As the multidisciplinary team continues to monitor the patient, a new complication arises. Approximately 24 hours after the PCI, the patient begins to exhibit signs of arrhythmia, manifesting as frequent premature ventricular contractions (PVCs) on the ECG monitor. Despite the initial stability in heart rate and rhythm, the frequency of PVCs increases, raising concerns about potential progression to more severe arrhythmias. The telemetry readings show a sporadic pattern of ectopic beats, and the team considers the possibility of electrolyte imbalances or myocardial irritability as underlying causes. The patient's potassium level is measured at 3.2 mEq/L, indicating hypokalemia, which is a known risk factor for arrhythmias.

In response to these findings, the healthcare team initiates a targeted intervention to correct the electrolyte imbalance. Intravenous potassium supplementation is promptly administered, with careful monitoring to avoid overcorrection. Concurrently, the patient's telemetry is closely observed for any signs of rhythm stabilization. The medical team also reviews the patient's medication regimen to identify and adjust any contributing factors to the hypokalemia, such as the use of diuretics. As the potassium levels gradually improve, the frequency of PVCs diminishes, suggesting a positive response to the intervention.

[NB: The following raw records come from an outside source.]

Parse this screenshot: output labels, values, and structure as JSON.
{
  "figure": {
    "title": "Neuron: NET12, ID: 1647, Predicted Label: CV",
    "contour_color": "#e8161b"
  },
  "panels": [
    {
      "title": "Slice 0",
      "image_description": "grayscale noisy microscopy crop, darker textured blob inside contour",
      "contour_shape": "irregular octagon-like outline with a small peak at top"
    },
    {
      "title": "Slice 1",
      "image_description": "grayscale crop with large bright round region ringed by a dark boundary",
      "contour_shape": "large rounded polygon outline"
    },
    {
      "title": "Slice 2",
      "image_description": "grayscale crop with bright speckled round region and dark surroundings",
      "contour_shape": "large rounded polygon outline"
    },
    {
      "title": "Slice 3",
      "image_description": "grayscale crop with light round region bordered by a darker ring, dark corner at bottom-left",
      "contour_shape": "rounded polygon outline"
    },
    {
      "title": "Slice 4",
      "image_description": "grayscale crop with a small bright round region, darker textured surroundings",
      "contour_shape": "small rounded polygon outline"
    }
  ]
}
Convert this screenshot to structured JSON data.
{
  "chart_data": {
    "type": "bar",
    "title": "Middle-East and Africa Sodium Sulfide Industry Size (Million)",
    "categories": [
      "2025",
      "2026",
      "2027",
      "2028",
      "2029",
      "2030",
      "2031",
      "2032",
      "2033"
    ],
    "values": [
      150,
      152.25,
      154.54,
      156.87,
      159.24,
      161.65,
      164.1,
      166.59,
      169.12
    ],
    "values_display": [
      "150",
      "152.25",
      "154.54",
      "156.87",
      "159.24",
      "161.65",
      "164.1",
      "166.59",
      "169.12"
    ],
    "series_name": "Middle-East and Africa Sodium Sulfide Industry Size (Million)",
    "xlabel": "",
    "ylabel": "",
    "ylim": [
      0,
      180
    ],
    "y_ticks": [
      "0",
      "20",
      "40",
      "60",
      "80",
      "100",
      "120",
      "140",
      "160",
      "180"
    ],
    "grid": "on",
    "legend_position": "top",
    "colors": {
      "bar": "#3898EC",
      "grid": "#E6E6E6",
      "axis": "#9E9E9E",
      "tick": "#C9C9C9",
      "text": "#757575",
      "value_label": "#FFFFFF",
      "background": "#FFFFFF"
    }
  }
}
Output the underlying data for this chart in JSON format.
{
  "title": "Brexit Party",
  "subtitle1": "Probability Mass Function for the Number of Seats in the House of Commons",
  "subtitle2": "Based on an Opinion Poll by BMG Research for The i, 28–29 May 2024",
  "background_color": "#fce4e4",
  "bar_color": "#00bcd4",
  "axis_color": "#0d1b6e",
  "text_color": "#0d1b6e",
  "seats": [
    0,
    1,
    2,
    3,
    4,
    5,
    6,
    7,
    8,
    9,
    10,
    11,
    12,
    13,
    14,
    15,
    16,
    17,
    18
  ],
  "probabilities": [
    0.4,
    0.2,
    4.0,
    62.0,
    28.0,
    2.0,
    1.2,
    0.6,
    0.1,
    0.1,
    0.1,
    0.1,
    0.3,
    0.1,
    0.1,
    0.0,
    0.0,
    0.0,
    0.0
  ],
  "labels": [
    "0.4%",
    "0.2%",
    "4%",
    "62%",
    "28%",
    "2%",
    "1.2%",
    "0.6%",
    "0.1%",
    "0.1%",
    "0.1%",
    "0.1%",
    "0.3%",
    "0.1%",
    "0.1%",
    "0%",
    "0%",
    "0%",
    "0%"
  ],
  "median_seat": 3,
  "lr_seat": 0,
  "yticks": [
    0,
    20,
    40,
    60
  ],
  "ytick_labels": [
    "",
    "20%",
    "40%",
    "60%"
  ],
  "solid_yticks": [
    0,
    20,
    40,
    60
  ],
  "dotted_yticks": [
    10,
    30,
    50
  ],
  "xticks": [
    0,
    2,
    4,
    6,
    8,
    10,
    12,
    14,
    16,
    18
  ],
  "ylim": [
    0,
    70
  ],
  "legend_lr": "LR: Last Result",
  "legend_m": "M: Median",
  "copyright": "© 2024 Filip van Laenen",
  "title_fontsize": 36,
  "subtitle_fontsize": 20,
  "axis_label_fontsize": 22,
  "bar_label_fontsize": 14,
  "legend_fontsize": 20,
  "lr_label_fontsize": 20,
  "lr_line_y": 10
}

This development serves as a reminder of the delicate balance required in managing a patient with multiple comorbidities and the need for vigilance in monitoring potential complications. The team discusses the importance of maintaining optimal electrolyte levels and continues to emphasize a collaborative approach to care. The resolution of the arrhythmia highlights the dynamic nature of the patient's condition and sets the stage for ongoing observation and adjustment of the management plan, ensuring that the patient remains on a steady path to recovery.